Background


In Operation Enduring Freedom being fought in Afghanistan against Taliban and al Qaeda forces, American and coalition forces in the ISAF depend upon helicopters for evacuation of wounded soldiers from the battlefield. The long distances involved between combat areas and medical facilities, and the fact that most roads are strewn with improvised explosive devices makes the use of helicopters vital.

Helicopter Assets

The helicopters used for medical evacuations are under the centralized control of a joint NATO command that counts among its assets:

  • U.S. Army helicopters (MEDEVAC – unarmed and marked with large Red Crosses on a white background on all visible surfaces; known as “Dustoff”)
  • U.S. Air Force helicopters (CSAR/CASEVAC – armed, unmarked; known as “Pedro”)
  • U.S. Marine Corps helicopters (CASEVAC – armed, unmarked) 
  • British armed forces helicopters (CASEVAC – armed, unmarked; known as “MERT”)

Policies and Issues

Policies and Issues Affecting MEDEVAC Missions

Each of these topics will be covered in turn in detail on separate pages of this web site. The policies, procedures and issues are intertwined and no solution can be effected without changing multiple policies and procedures currently in place.
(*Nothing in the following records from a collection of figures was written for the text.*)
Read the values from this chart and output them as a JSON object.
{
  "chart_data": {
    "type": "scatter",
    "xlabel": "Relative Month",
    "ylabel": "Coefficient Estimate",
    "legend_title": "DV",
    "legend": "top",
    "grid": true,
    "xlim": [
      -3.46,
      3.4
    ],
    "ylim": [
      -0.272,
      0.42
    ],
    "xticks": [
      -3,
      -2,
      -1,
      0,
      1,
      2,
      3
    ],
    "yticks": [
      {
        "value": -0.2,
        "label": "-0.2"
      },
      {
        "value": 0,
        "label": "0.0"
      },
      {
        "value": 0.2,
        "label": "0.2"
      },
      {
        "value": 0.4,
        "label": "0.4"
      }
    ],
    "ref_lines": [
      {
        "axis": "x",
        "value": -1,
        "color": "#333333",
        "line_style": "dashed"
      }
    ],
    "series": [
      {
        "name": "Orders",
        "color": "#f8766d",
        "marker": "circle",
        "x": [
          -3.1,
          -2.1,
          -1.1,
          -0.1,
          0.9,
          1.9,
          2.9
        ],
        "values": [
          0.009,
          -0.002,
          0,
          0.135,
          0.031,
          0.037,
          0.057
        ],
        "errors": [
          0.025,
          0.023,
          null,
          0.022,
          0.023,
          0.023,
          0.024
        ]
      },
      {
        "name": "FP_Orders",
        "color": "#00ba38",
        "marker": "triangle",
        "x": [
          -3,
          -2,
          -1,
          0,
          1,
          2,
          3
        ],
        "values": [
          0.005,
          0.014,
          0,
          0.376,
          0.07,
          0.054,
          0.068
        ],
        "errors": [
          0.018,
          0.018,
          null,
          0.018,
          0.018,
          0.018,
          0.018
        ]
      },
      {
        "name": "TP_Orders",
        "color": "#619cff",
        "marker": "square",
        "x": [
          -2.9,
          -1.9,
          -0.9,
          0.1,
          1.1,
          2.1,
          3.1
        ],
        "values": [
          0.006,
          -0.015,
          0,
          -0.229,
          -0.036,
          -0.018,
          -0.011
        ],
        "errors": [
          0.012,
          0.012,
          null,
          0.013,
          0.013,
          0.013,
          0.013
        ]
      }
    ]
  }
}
For example, the policy in effect in Afghanistan that all helicopters must fly in pairs – and in many cases that requires an armed escort –  is linked directly to the number of helicopters deployed to Afghanistan – in particular the number of armed attack helicopters (Apache, Kiowa Warrior, etc.). Because there is a shortage of helicopters, it is inevitable that some MEDEVAC missions will be delayed because all armed escort helicopters are either already on escort or combat support missions or are down for maintenance.

Another example is the policy that MEDEVAC units are now part of Combat Aviation Brigades links with the policy of no armed escorts are dedicated to MEDEVAC units. Those helicopters have a priority in the eyes of combat commanders to support ground combat unit missions. The result again can be delayed MEDEVAC missions.

The Army policy that it will only fly unarmed MEDEVAC helicopters prominently marked with large Red Cross symbols announces to the enemy that they are defenseless, which in turn reinforces the policy that they often must be escorted by attack helicopters to protect them.

In the 1960’s the civilian trauma care world shifted to a benchmark of the “Golden Hour”, meaning trauma victim survival improves when they are in the care of doctors within 60 minutes of their injury. Until Secretary of Defense Gates insisted in 2009 that the Army MEDEVAC use this performance benchmark, the MEDEVAC missions were graded on meeting a 2 hour timeline to recover wounded soldiers and delivery them to a medical treatment facility. The effect of this direct order was that more helicopters were finally deployed to Afghanistan in 2009-2010.